The Picture Is Not Looking Pretty for the Euro and the ECB Won’t Likely Help
Since the middle of July EUR/USD has been retreating with the price slipping below 1.07 shortly. Despite sporadic increases, sellers have continued to dominate the market as economic statistics from Europe have constantly shown that the Eurozone is experiencing a major economic downturn, which may cause the EUR to weaken.
Although there were some leaks yesterday which see higher inflation estimates for 2024 by the ECB, which are unquestionably the most crucial staff forecasts. These leaks send the market a signal that they want to raise interest rates, in my opinion. If not, the ECB is employing an odd communication tactic.
We saw that rate futures were heavily in demand before the disclosure, and the Euro was oddly strong on Monday. Therefore, there’s the option that part of yesterday’s price movement was influenced by whatever is going on behind the scenes. The question that arises now is why the euro is suffering despite increased chances of a rate hike. The response suggests a market that won’t be happy.

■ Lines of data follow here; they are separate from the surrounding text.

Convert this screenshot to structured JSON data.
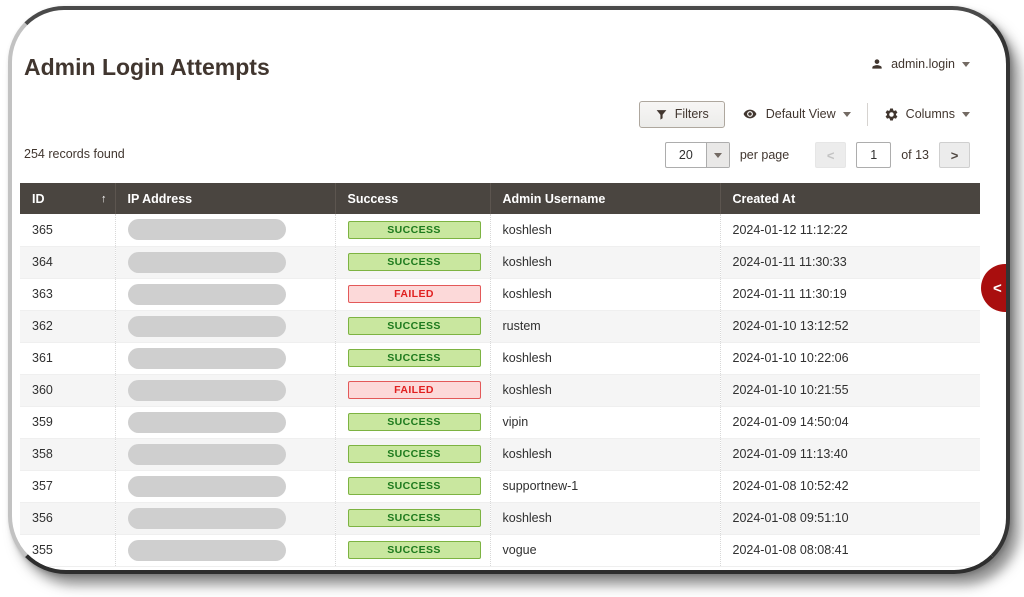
{
  "page": {
    "title": "Admin Login Attempts"
  },
  "user_menu": {
    "label": "admin.login"
  },
  "toolbar": {
    "filters_label": "Filters",
    "default_view_label": "Default View",
    "columns_label": "Columns"
  },
  "summary": {
    "records_found": "254 records found"
  },
  "pagination": {
    "per_page_value": "20",
    "per_page_label": "per page",
    "prev_icon": "<",
    "current_page": "1",
    "total_pages_label": "of 13",
    "next_icon": ">"
  },
  "table": {
    "columns": [
      "ID",
      "IP Address",
      "Success",
      "Admin Username",
      "Created At"
    ],
    "sort_icon": "↑",
    "rows": [
      {
        "id": "365",
        "ip_redacted": true,
        "status": "SUCCESS",
        "username": "koshlesh",
        "created_at": "2024-01-12 11:12:22"
      },
      {
        "id": "364",
        "ip_redacted": true,
        "status": "SUCCESS",
        "username": "koshlesh",
        "created_at": "2024-01-11 11:30:33"
      },
      {
        "id": "363",
        "ip_redacted": true,
        "status": "FAILED",
        "username": "koshlesh",
        "created_at": "2024-01-11 11:30:19"
      },
      {
        "id": "362",
        "ip_redacted": true,
        "status": "SUCCESS",
        "username": "rustem",
        "created_at": "2024-01-10 13:12:52"
      },
      {
        "id": "361",
        "ip_redacted": true,
        "status": "SUCCESS",
        "username": "koshlesh",
        "created_at": "2024-01-10 10:22:06"
      },
      {
        "id": "360",
        "ip_redacted": true,
        "status": "FAILED",
        "username": "koshlesh",
        "created_at": "2024-01-10 10:21:55"
      },
      {
        "id": "359",
        "ip_redacted": true,
        "status": "SUCCESS",
        "username": "vipin",
        "created_at": "2024-01-09 14:50:04"
      },
      {
        "id": "358",
        "ip_redacted": true,
        "status": "SUCCESS",
        "username": "koshlesh",
        "created_at": "2024-01-09 11:13:40"
      },
      {
        "id": "357",
        "ip_redacted": true,
        "status": "SUCCESS",
        "username": "supportnew-1",
        "created_at": "2024-01-08 10:52:42"
      },
      {
        "id": "356",
        "ip_redacted": true,
        "status": "SUCCESS",
        "username": "koshlesh",
        "created_at": "2024-01-08 09:51:10"
      },
      {
        "id": "355",
        "ip_redacted": true,
        "status": "SUCCESS",
        "username": "vogue",
        "created_at": "2024-01-08 08:08:41"
      }
    ]
  },
  "panel_toggle": {
    "icon": "<"
  },
  "icons": {
    "user": "person-icon",
    "filters": "funnel-icon",
    "default_view": "eye-icon",
    "columns": "gear-icon",
    "sort": "arrow-up-icon",
    "panel_toggle": "chevron-left-icon"
  },
  "colors": {
    "grid_header_bg": "#4a4540",
    "success_bg": "#c9e79f",
    "success_border": "#7db342",
    "success_text": "#1d7a1d",
    "failed_bg": "#fcd9d9",
    "failed_border": "#e35959",
    "failed_text": "#e02020",
    "accent_red": "#a90e0e",
    "text_primary": "#41362f"
  }
}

In any event, the market is still doubtful that this is a leak, and increase odds have dropped to 63% from a high of 75% today. Although I believe it to be true, the argument for purchasing the euro is still weak. This week we have seen more negative data from the Eurozone, and yesterday we learned that the German government has lowered its GDP projection into contraction.
Although the market prefers higher rates generally, it does not reward currencies when it believes a policy error has occurred. The argument for a quicker pace of rate decreases subsequently is strengthened by raising rates now in Europe when the economy is obviously weakening. I believe that the decision to raise interest rates again by 25 bps will cause EUR/USD to move up, but that the larger bearish trend will resume again soon.